Last week was a particularly strange one for me. One day was completely wonderful, and the next I felt just awful. It was a roller coaster of nervous energy and self-doubt, and no matter how I tried to breathe through it all, it was hard to hang on for the ride. I realized, however, that the turbulence came from the difference between my expectations and my actual experiences. And here’s what I mean:

I had been looking forward to attending a particular yoga class. I’ve been courting the idea of taking another teacher training, and have been taking classes with teachers I think I would like to learn more from. So not only was I looking forward to taking a class, I was hoping to find some sign that this instructor could really be “my teacher.”

Instead, when I got to class, I found that it was her birthday, and she was splitting the class into three half-hours of different activities that involved body movement.

It was different, it was new, and I was thrown.

I had expected a yoga class. I tried to calm myself thinking, “Come on, April. Calm down, and just be open to something new. Maybe this is what you need – to learn to be flexible and playful and in the moment.” So on the class went.

We twirled toys, danced wildly, and made noises not commonly heard in a yoga class. I found myself jiggling and hopping around, and did feel a little bit like a kid. We ended with a series of salutations in a circle spreading out like a wheel that felt very unifying. But then as we began our Savasana, the instructor mentioned she had brought a prayer bead on a necklace for everyone and that as we were lulled by the musicians singing kirtan, she would go around and hand them out.

I could feel my heart beating faster, and felt my jaw unable to relax. I was suddenly anxious.

The school child in me kept praying, “Pick me! Pick me!” And I became overwhelmingly desirous of the special bead, from this special instructor, who I hoped would be “my teacher.” As I realized how much I wanted the bead, I felt very sad. Savasana seemed to last FOREVER, and I could feel its weight on my chest. I actually began to cry silently, hoping my tears would blend with the beads of sweat running down my face. I was embarrassed by my emotion.

Time ticked itself away in the rhythms of the kirtan, and vibrated through my skull. I lay there, beadless.

I felt motion around me. Then I realized everyone was getting up and the class was over. I looked around, watching people hug and tie their necklaces around themselves. I think I was one of a few people that did not get one, although the instructor still had some in her hand as she said goodbye to those students familiar to her.

I don’t think I didn’t get a bead because she did not know me, or for any particular reason. Who knows, maybe she didn’t want to disturb my meditation.

All I do know is that I did not feel comfortable asking her for a bead. So I went to my car and cried like a baby, feeling absolutely juvenile. It occurred to me, “maybe she is not ‘my teacher.’”

I’m not sure if I was so saddened because I wanted her to be my teacher, or because I did not feel comfortable asking for what I wanted. And what was it that I wanted, specifically? To find my teacher? To be chosen? To feel special?

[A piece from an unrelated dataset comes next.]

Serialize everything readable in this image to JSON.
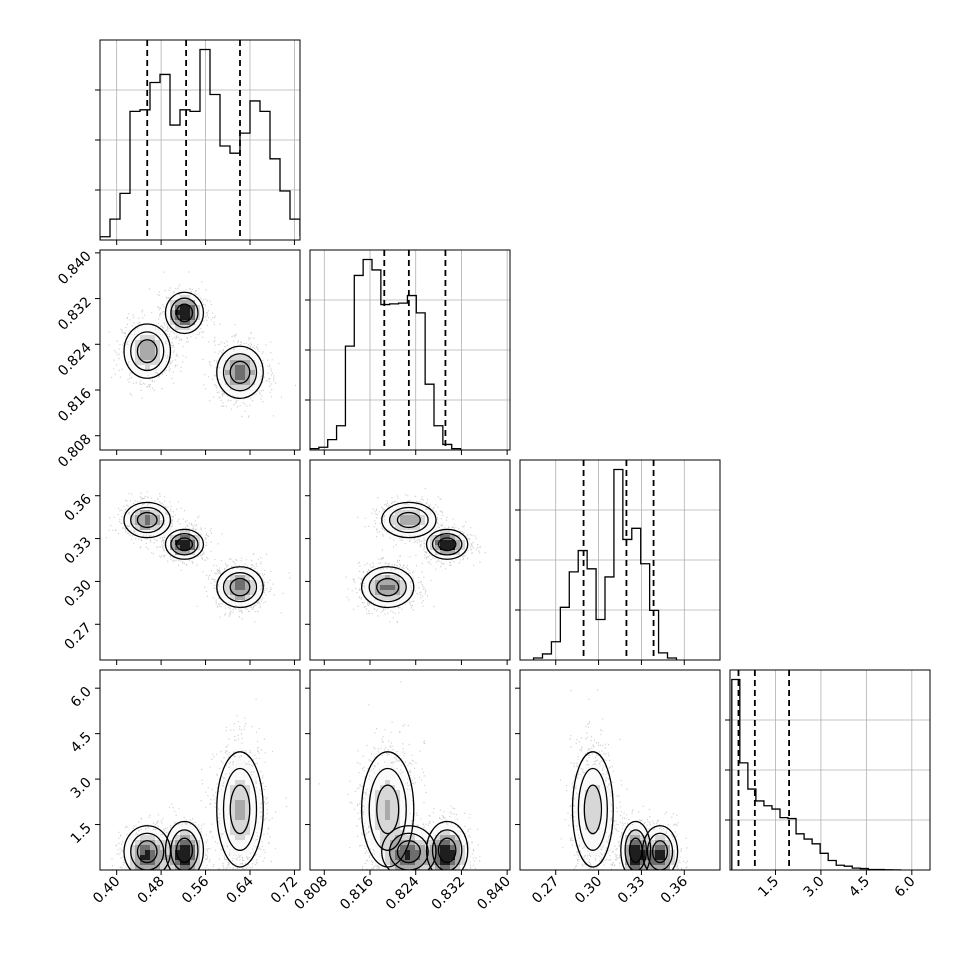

Well, that day ended. And the next began.

I took a wonderful yoga class from another teacher, whom I adore and feel very much mentored by, and actually had a wonderful conversation with her about my “bead” experience. Talking to her about it made me feel absolutely lighter. I revealed that she might be my teacher, even if she’s not so sure herself…

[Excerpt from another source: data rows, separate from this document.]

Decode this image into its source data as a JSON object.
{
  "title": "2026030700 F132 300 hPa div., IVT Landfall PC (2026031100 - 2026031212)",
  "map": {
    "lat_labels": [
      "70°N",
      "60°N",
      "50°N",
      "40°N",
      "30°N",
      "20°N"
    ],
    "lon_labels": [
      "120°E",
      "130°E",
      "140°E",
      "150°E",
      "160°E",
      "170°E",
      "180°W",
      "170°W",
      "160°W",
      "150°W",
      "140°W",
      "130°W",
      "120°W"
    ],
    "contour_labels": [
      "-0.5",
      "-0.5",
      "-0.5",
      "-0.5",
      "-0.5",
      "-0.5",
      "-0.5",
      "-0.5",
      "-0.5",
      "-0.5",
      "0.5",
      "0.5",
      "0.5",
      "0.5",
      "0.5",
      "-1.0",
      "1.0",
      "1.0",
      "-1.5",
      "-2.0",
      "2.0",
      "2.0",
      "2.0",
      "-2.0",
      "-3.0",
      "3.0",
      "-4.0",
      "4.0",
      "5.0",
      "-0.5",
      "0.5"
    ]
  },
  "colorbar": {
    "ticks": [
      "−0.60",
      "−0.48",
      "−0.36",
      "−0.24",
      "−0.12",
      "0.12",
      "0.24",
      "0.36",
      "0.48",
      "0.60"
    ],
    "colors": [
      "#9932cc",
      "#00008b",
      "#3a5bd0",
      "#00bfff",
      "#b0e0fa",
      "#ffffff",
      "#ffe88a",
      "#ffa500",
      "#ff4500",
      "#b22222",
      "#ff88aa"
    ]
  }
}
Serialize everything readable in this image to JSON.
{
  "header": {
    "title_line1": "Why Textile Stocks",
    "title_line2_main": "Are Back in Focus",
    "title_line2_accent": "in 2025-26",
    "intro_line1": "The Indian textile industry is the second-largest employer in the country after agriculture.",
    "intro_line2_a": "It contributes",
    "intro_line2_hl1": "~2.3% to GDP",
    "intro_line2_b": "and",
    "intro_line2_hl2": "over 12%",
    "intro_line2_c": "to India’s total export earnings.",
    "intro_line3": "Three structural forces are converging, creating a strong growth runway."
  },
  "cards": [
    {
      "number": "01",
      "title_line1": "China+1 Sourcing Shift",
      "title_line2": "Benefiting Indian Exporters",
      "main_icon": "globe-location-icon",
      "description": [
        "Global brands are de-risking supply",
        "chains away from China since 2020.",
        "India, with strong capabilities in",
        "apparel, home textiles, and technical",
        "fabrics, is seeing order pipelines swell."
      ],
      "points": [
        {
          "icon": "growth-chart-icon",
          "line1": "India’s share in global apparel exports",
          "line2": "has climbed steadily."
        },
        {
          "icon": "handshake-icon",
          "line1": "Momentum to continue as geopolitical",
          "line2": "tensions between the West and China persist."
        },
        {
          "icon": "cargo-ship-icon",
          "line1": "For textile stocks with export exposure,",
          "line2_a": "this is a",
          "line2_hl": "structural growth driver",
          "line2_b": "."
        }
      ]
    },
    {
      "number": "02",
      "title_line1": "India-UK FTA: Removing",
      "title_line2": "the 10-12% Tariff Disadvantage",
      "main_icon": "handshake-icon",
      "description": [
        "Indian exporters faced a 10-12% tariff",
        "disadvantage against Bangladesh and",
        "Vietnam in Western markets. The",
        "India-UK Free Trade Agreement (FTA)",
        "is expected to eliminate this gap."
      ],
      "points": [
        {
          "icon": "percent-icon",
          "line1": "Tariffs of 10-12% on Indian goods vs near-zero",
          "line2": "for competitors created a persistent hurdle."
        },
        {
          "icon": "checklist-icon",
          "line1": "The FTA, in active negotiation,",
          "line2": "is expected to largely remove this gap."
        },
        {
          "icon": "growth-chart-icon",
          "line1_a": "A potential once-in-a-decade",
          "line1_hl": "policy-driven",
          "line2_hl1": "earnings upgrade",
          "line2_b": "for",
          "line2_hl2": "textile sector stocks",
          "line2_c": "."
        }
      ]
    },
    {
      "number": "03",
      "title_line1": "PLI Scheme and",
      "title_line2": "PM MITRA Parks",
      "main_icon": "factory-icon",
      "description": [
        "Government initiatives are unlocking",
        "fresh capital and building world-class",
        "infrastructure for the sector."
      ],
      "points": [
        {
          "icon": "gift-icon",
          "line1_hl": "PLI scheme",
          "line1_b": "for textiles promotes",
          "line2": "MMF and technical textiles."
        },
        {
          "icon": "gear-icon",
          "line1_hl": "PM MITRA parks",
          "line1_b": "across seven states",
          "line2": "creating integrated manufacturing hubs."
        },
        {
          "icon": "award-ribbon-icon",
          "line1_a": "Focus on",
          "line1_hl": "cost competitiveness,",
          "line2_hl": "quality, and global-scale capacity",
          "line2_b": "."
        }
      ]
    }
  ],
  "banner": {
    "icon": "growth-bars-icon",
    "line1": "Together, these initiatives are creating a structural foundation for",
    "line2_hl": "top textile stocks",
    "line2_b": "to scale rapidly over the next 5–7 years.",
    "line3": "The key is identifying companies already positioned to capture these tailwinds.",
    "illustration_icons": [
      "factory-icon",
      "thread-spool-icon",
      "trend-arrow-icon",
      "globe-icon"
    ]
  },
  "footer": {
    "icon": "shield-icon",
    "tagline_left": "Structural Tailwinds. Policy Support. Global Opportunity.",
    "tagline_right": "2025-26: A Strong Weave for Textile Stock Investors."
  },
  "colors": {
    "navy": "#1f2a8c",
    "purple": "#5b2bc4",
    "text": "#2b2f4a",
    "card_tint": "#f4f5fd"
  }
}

I then left to teach my class at the YMCA which was packed, and just filled with people that had such great, positive, and electrifying energy. I had so much fun teaching, and felt just full of happiness as I left.

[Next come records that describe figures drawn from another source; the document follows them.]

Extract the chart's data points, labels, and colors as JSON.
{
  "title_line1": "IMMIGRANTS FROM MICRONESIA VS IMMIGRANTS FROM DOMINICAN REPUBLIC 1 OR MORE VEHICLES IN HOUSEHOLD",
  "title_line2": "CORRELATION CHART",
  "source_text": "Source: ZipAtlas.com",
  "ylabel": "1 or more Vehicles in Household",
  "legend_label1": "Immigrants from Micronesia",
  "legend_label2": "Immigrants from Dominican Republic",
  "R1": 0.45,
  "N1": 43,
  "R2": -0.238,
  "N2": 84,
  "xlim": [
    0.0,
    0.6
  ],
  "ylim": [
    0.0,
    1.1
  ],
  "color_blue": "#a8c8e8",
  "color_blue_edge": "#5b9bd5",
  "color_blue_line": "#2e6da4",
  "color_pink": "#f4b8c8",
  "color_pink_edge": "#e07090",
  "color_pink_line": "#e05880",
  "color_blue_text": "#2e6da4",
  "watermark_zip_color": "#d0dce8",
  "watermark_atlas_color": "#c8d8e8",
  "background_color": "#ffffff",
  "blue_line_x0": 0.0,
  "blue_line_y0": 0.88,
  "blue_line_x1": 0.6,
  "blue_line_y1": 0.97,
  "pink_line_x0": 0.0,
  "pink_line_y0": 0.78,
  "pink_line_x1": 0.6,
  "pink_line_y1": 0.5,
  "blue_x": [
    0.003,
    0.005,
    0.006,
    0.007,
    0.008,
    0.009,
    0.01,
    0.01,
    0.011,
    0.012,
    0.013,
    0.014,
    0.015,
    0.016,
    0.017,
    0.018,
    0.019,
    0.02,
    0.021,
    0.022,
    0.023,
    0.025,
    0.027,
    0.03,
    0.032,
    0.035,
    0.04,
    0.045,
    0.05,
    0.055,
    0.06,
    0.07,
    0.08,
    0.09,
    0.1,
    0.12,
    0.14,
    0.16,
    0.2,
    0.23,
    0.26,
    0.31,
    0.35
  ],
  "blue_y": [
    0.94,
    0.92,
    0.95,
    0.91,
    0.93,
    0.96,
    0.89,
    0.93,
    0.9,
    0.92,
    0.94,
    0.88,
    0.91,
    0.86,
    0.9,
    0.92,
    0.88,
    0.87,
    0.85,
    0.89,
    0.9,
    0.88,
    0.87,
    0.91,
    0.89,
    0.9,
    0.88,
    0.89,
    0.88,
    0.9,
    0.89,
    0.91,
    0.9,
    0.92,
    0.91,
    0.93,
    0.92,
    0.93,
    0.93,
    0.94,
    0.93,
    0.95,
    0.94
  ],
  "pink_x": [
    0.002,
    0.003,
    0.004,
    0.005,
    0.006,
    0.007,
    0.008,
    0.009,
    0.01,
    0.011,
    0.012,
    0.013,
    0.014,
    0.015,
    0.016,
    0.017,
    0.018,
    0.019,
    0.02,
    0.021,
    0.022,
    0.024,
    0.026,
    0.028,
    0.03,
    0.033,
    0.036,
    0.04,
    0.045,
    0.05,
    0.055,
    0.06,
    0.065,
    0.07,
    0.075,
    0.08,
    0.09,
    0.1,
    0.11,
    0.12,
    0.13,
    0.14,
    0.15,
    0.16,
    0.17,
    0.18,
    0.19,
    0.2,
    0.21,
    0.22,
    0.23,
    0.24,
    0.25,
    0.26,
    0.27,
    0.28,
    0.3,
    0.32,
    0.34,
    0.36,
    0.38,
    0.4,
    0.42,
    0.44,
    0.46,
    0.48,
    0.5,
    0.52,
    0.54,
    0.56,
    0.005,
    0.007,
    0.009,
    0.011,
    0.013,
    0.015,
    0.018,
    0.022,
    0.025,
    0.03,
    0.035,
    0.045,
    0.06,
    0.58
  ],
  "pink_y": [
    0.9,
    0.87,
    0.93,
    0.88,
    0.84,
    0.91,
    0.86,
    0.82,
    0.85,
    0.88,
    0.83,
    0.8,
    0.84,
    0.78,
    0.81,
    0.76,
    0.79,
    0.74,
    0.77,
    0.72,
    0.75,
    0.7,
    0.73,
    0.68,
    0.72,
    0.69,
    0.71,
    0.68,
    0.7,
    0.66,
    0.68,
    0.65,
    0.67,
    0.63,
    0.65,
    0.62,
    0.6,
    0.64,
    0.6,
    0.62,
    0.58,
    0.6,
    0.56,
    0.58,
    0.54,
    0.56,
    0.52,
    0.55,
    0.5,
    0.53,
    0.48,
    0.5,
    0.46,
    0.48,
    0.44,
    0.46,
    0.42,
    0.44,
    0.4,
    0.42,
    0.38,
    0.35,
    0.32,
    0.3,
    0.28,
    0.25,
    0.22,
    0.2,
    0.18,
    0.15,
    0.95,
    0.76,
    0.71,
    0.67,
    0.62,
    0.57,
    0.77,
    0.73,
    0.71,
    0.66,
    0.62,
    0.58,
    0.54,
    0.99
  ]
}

When I made it to dinner with my husband and my Abba (one of my fathers-in-law) I was so excited to tell them about it. But before I could begin, my Abba pulled out a small, plain box, and said he found something at a store that he thought I would like and seemed to suit me. “How sweet! An unexpected little gift,” I blabbed.

I opened the box to find an entire necklace of Mala beads.

I kid you not, the full Hindu rosary of 108 prayer beads was staring up at me from its humble little package. He had no idea just how special this gift was to me…

I guess what I took from this is that although we think we want certain things, the things we need often come at a time or place or from a person we least expect.

So, my question to you, my faithful readers, is this: What lesson do you think the universe was trying to send me? Post your comments if you feel so moved...

Peace, and I wish you all wonderful things in unexpected moments!